О марионетках и кинематах скорбеть все же трудно (мы ведь не в театре кукол). Но в начале спектакля возникнет старая кинохроника: толпа на Староместской площади, провожающая новобранцев. Солдаты с простыми, открытыми лицами улыбаются в камеру оператора сто лет назад. Ближе к финалу спектакля Время назовет цифру человеческих потерь в Первой мировой (36954252 человека, удивительно, кто мог подсчитать с такой точностью), и на экране возникнет видео с падающими стволами обугленных деревьев. Упадет последний ствол (последняя жертва войны), останется какая-то атомная пустыня. Самая завораживающая, самая щемящая, самая скорбная сцена спектакля.
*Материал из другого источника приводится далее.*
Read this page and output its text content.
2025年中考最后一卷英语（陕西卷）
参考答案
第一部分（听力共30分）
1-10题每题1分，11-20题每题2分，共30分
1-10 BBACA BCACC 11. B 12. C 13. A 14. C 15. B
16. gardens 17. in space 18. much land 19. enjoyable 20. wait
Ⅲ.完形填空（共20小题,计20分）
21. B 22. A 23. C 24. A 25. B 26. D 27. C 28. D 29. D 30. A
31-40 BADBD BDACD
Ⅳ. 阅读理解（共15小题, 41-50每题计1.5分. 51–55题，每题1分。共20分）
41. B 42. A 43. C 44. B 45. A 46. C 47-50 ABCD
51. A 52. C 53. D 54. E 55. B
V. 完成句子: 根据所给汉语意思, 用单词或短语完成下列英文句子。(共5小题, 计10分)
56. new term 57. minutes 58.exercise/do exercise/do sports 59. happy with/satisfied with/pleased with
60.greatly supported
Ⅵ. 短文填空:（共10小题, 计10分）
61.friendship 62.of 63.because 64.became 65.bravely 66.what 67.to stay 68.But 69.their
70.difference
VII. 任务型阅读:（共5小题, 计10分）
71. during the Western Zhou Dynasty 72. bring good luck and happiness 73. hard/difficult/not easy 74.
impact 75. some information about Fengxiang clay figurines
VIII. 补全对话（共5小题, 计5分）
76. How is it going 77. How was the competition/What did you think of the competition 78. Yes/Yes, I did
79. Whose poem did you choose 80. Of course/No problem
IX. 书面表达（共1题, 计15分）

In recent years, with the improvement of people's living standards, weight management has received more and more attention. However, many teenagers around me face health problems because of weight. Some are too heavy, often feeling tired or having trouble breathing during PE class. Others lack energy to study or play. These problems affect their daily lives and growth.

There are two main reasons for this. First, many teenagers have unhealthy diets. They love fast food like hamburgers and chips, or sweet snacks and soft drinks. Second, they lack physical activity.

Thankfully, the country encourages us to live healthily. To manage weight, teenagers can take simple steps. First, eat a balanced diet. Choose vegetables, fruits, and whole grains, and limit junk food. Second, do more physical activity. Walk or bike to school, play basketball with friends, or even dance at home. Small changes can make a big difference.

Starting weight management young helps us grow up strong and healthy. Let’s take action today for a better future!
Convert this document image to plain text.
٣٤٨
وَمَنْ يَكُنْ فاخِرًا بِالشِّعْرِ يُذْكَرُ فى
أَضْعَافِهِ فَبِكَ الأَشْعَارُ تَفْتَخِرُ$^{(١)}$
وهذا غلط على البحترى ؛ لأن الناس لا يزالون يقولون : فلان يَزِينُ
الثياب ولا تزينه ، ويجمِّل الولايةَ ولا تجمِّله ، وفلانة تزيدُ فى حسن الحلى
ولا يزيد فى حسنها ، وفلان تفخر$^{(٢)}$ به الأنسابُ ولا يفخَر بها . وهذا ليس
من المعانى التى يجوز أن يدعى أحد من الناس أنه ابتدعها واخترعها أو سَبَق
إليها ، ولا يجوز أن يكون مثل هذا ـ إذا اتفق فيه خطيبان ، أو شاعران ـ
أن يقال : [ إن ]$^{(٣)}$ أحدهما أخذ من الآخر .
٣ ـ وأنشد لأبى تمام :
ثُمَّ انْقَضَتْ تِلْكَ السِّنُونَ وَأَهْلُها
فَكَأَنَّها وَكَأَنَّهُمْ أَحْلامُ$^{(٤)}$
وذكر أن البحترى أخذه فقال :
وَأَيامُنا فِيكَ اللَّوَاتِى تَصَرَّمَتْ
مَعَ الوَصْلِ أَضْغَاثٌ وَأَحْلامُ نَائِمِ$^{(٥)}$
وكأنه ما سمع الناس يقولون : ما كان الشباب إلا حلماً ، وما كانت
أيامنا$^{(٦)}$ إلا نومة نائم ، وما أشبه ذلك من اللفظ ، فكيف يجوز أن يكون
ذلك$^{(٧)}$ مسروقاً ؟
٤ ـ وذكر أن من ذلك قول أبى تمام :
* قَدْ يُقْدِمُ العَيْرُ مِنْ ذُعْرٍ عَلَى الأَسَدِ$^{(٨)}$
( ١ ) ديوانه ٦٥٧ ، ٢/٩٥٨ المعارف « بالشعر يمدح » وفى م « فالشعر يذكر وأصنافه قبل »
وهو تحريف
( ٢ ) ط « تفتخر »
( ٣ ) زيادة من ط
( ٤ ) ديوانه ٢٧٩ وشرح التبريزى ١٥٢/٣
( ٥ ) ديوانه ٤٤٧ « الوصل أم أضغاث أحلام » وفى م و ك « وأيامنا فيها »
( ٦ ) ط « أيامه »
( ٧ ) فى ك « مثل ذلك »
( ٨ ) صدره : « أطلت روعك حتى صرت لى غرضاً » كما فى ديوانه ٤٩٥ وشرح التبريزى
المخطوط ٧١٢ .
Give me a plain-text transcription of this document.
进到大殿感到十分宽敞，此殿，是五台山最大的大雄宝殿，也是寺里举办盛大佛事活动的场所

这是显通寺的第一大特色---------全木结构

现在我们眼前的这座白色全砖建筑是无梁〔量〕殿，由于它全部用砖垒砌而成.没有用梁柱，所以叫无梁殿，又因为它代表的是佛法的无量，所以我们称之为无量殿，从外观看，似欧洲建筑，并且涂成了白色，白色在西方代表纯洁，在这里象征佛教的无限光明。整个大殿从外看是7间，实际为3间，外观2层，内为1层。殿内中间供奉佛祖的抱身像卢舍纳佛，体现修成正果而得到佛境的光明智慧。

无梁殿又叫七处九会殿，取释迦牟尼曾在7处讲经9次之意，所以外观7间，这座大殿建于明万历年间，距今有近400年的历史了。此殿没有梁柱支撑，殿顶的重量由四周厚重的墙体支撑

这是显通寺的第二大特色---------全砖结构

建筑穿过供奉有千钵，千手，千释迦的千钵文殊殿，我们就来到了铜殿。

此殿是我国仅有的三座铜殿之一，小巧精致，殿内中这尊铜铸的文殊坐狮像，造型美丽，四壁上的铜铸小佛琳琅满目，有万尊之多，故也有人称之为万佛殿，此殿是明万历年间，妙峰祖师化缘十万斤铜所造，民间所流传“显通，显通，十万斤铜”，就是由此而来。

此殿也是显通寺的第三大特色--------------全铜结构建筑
Конечно, не все погибнут, кто-то вернется с войны, но в финальной «счастливой» песенке («a happy song to end») будет много горечи и яда и совершенно не будет счастья. Оптимист и Пессимист (персонажи скорее сегодняшние, чем столетней давности, а точнее, вне временные, универсальные Рыжий и Белый) весь спектакль будут вести диалог о том, учит ли чему-нибудь Европу, да и все человечество, опыт мировых войн, способны ли люди не повторять ошибок прошлого? Разговор вечно актуальный, а в преддверии вполне реальной Третьей мировой особенно. В спектакле «1914» собеседники не пришли к единому мнению. Сам же Боб Уилсон, великий, хотя, быть может, и несколько усталый мастер театральной картинки, стоит, как мне кажется, на позиции оптимиста из другого диалога. Того, где пессимист говорит, что хуже не будет, а оптимист радостно возражает: «Будет, будет!»
«Будет, будет!» — говорит Уилсон. Опыт, тем более столетней давности, ничему не учит человечество, вновь марширующее в последние дни. Однако «надо жить, дядя Ваня». Это, впрочем, из совершенно другой пьесы.
Август 2014 г.
Комментарии (0)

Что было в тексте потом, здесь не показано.